For South Dakota, a competitive state economy has dealt dividends in encouraging new investment and job creation. Over the past decade, South Dakota’s economy has grown by over 41%, and employment has grown by nearly 8%. A state economy outperforming most states speaks to the competitive economic environment cultivated by South Dakota lawmakers.
Because South Dakota began 2020 in such a stellar financial position, COVID-19 aid has been directed at businesses and workers struggling through the pandemic. Rather than using CARES Act dollars to paper over budget deficits, Gov.
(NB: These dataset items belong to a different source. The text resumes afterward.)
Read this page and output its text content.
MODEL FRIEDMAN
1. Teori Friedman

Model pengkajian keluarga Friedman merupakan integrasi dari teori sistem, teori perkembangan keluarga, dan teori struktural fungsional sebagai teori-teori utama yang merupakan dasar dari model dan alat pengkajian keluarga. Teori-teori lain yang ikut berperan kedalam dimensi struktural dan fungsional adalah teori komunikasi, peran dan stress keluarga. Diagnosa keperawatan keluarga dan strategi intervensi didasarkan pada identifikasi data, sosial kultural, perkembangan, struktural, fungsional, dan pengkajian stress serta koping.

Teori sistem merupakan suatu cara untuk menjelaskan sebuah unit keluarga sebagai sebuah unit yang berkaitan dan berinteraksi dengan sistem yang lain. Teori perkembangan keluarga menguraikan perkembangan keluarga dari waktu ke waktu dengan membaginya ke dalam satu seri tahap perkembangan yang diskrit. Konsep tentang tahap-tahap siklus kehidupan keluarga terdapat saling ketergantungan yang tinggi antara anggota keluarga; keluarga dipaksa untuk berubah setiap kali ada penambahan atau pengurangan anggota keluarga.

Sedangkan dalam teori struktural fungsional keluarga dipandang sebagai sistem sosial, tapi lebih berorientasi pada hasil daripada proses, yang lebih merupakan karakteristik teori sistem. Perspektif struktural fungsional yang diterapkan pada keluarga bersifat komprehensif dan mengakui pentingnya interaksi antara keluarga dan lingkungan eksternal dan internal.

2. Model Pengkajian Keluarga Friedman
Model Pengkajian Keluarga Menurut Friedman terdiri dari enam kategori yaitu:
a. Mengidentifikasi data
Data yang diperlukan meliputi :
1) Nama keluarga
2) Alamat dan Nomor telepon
Noem’s administration created a program where businesses with certain criteria can apply for a state grant. Out of $1.25 billion in available CARES Act funds, Gov. Noem made $400 million available to entrepreneurs trying to remain in business. If South Dakota had massive state debt and spending problems, the state would have had to prioritize other obligations and similar direct aid to businesses would not have been possible.
When the COVID-19 crisis struck, South Dakota was well prepared while other states went to the federal government with outstretched hands. South Dakota was able to reject more money from the federal government, because of their secret to economic success. Leaving money in the hands of families and job creators by keeping taxes low builds a foundation of strong state economic growth. State lawmakers spending within their means to keep debt limited also ensures resources are available to prepare for unexpected events. And when crisis arose, decades of fiscal pragmatism allowed South Dakota to direct CARES Act funding directly to job creators and workers. If state lawmakers follow South Dakota’s secret to success, they, too, can be prepared for any crisis.